Notre mouvement de jeunes le représente au plus haut degré, potentiellement et par l’exemple de ses efforts, non pas modèle définitif qui serait par nature mort, mais œuvre soi-développante. Bien plus que ce que j’écris ici, il est la forme vivante, pensante et en constant progrès de mon projet pour l’éducation.

Lyndon LaRouche et moi-même y voyons l’inspiration pour l’éducation du futur et nous efforçons, avec tous nos moyens, de le donner en héritage aux générations à naître - il est, au sens où nous l’avons dit, notre part d’immortalité.
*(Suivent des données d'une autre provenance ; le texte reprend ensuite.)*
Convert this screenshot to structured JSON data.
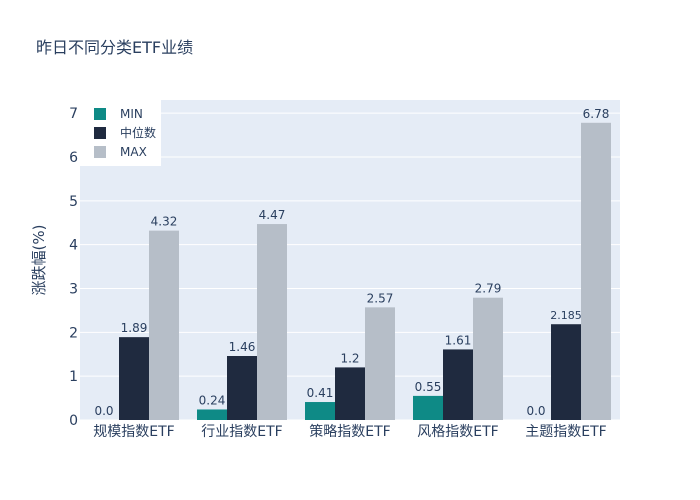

Il est cependant aussi, ici et maintenant, non seulement force politique d’influence, mais surtout inspiration pour l’enseignant, plus par sa démarche même que par ses réalisations concrètes. Notre chorale répétant en public, reprenant des airs classiques pour y insérer des paroles politiques faisant rire des réputations usurpées, est le meilleur exemple de ce processus - de cet « en cours de découverte » mis à la portée de tous.

L’éducation devrait toujours être cela : le risque pris par l’enseignant, en revivant des principes connaissables par tous et aux yeux de tous, d’être dépassé par les enseignés. Et, plus que tout, aimer ce risque.

C’est aussi pour moi la définition du politique : être dépassé par ceux qu’on inspire, pour que demain puisse être meilleur qu’aujourd’hui, ce qui est une question absolument subjective.